This is the second time in a few weeks that I’ve been stuck on an encoding issue. I’ve spent such a long time on this problem already, and I’d appreciate any help I can get.
This is what I want to do:
1) Select some rows from a MySQL table on my computer.
2) Write these rows into a text file.
3) Transfer the text file over to my Amazon EC2 Ubuntu instance.
4) Write the contents of the text file into a MySQL database.
5) Get Django to select some rows from the database in #4.
6) Show on the website.
In step #1, I just had an ordinary SELECT statement.
In step #2, I did this:
file = codecs.open('commentsfordjango.txt', encoding = 'utf-8', mode='w')
file.write(fullcomment.decode('utf8') + '\n\n\n\n\n\n')
After step #2, I opened the .txt file in Windows and I could see all the actual Chinese characters without any error.
In step #3, I just transferred the file using WinSCP.
In step #4, I did this:
file = open('/usr/local/src/blog/commentsfordjango.txt', 'r')
cursor.execute("INSERT INTO polls_poll (commenttext, pos, neu, neg) VALUES (%s, 0, 0, 0)", line)
In step #5, I did this in views.py: I simply returned the object which corresponded to the model. My model has a unicode function but I did not call that as I read that by default, it is already called when you call your object.
In step #6, my HTML file has the following line at the top of the file:
<meta charset="utf-8" />
Also, I changed my Apache encoding default to Unicode.
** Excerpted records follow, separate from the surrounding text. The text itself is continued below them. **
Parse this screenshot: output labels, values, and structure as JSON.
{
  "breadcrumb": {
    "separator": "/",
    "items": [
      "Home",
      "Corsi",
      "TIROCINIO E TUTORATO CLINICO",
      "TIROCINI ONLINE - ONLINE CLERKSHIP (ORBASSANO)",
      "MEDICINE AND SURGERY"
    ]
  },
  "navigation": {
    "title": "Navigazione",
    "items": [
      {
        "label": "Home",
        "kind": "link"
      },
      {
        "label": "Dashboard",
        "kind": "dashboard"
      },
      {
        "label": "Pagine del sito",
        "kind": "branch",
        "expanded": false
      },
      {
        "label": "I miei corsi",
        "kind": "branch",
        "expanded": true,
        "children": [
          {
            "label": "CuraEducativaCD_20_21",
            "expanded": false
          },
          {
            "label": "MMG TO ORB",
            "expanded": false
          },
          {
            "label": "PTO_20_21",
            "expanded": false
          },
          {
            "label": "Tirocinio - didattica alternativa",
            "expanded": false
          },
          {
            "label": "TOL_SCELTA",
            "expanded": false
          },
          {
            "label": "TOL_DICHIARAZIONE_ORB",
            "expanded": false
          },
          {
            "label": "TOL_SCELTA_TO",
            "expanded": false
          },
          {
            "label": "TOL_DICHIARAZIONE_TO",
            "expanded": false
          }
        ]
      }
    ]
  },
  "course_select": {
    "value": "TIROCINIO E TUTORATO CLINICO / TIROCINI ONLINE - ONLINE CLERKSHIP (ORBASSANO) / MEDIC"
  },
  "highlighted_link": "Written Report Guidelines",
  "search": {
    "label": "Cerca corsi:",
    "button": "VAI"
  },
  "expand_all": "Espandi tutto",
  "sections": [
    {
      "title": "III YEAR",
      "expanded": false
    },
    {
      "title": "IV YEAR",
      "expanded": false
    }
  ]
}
I also made sure that my SQL database in step #4 is in Unicode.
However, after all this, my website still shows a bunch of unreadable, weird characters as such: 人在åšï¼Œå¤©åœ¨çœ‹ã€.
Any help will be very much appreciated – I’ve tried so many variations involving .decode() and .encode(‘utf-8’) and spent far too long on this problem already!
In Step #2, you should to encode your text as UTF-8.
In Step #3, you can then decode the data you read from the file back into unicode.
A better solution would be to just use Django’s built-in loaddata/dumpdata facilities.